Viguier : Le fait d’être un ancien policier, haut fonctionnaire des renseignements généraux, d’avoir exercé 25 ans cette profession, est-ce que cela ne rajoute pas un petit peu au halo de mystère, ce halo entre guillemets sulfureux qui peut être perçu par les gens par rapport à votre fonction ?
Adam : Oui, encore ne savent-ils peut-être pas que je suis issu des renseignements généraux, mais j’ai un, un, un, un, un ancêtre prestigieux qui a dirigé une grande obédience maçonnique, qui est Michel Baroin, et qui était aussi aux RG, je pense pas que ça a été dommageable pour, pour le Grand Orient, comme je pense ce n’est pas dommageable pour la Grande Loge. Est-ce que ça doit ajouter au halo de mystère ou est-ce que déjà le halo de mystère est suffisant…

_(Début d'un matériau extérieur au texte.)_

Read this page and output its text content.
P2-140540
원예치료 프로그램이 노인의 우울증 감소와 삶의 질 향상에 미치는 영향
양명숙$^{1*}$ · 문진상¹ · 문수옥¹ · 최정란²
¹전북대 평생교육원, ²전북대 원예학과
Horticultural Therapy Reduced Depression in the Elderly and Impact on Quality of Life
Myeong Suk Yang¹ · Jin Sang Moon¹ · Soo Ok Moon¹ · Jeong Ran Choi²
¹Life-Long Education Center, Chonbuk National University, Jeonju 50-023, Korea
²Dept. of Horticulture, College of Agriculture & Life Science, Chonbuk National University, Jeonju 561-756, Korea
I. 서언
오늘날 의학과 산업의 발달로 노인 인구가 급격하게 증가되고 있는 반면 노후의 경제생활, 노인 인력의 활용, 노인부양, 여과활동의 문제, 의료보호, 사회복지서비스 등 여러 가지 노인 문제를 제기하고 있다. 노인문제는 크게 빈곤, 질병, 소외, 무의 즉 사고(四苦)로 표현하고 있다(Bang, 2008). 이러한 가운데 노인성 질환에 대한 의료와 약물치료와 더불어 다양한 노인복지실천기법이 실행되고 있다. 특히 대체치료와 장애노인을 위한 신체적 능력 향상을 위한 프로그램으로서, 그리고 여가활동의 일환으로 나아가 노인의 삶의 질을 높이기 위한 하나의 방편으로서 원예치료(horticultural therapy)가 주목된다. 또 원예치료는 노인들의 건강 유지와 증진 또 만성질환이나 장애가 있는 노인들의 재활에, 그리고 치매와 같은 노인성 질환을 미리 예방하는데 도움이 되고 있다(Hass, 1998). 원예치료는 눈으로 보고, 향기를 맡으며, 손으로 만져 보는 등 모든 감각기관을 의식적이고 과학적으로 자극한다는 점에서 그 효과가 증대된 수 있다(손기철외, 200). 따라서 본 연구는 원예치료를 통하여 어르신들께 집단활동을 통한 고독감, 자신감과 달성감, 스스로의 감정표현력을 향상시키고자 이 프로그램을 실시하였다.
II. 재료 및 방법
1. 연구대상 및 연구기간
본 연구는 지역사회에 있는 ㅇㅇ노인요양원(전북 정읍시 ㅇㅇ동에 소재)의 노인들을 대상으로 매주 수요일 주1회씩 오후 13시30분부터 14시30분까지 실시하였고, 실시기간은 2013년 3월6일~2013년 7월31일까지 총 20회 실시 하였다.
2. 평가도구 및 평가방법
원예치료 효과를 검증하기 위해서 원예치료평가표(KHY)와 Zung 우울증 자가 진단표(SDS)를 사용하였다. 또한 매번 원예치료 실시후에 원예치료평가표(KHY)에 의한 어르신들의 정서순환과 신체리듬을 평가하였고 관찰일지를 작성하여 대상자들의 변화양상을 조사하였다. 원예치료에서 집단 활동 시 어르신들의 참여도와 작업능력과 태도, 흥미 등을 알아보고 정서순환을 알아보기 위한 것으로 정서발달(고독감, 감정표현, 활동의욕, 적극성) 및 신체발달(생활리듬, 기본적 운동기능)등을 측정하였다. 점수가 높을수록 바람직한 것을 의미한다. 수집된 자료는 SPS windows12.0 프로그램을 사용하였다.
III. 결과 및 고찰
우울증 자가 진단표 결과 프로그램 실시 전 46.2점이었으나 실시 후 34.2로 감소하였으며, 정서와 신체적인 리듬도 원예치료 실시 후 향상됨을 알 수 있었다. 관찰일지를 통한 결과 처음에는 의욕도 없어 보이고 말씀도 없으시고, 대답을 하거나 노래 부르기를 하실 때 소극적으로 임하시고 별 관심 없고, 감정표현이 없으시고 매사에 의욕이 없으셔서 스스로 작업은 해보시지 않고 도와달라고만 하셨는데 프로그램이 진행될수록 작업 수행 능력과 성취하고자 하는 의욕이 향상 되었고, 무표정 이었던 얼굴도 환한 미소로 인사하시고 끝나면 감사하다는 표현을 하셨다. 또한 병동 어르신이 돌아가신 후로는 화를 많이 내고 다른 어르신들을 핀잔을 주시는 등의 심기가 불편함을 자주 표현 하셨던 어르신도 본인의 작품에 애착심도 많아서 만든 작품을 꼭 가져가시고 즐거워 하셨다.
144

Viguier : Vous percevez ce regard, dans les profanes, les gens que vous croisez dans vos déplacements, quand vous exprimez le fait que vous êtes le grand maître de la Grande Loge de France, par ailleurs ancien fonctionnaire des renseignements généraux, ça fait beaucoup pour comprendre ?
Adam : Ça n’apparaît pas dans le CV, ça apparaît que je suis le grand maître mais on ne dit pas que j’ai, bon, sauf ceux qui le savent, et qui en effet ajoutent un peu.
Viguier : Ça vous a aidé d’être aux renseignements généraux pour comprendre la société française, ses mutations, et exercer le rôle de grand maître ?
Adam : Je vais dire hélas oui, ça m’a aidé, parce que on a la prétention d’avoir une capacité d’analyse de la société, c’est pour ça que nous étions engagés et rémunérés, ça sert aussi à mieux connaître ce que sont les ressorts humains, à mieux connaître aussi ce qu’est la société, et pour diriger une structure de 32 000 adhérents, c’est utile aussi de connaître ce qu’est l’humain et, et, et sa manière de fonctionner.
Surtout quand on a les fiches !
Viguier a quand même fait une partie de son travail de journaliste (il est aussi producteur) en poussant légèrement le GM dans les cordes, mais sans l’achever. Pourtant, la piste de la connaissance de la société et surtout des hommes, quand on croise les organigrammes de la deuxième obédience de France et les fichiers des RG, ça devient subitement intéressant. Qui n’a pas jeté un œil sur une fiche pour évaluer une candidature ? Chez les gens peu informés on a le CV, chez les gens très informés on a les fiches…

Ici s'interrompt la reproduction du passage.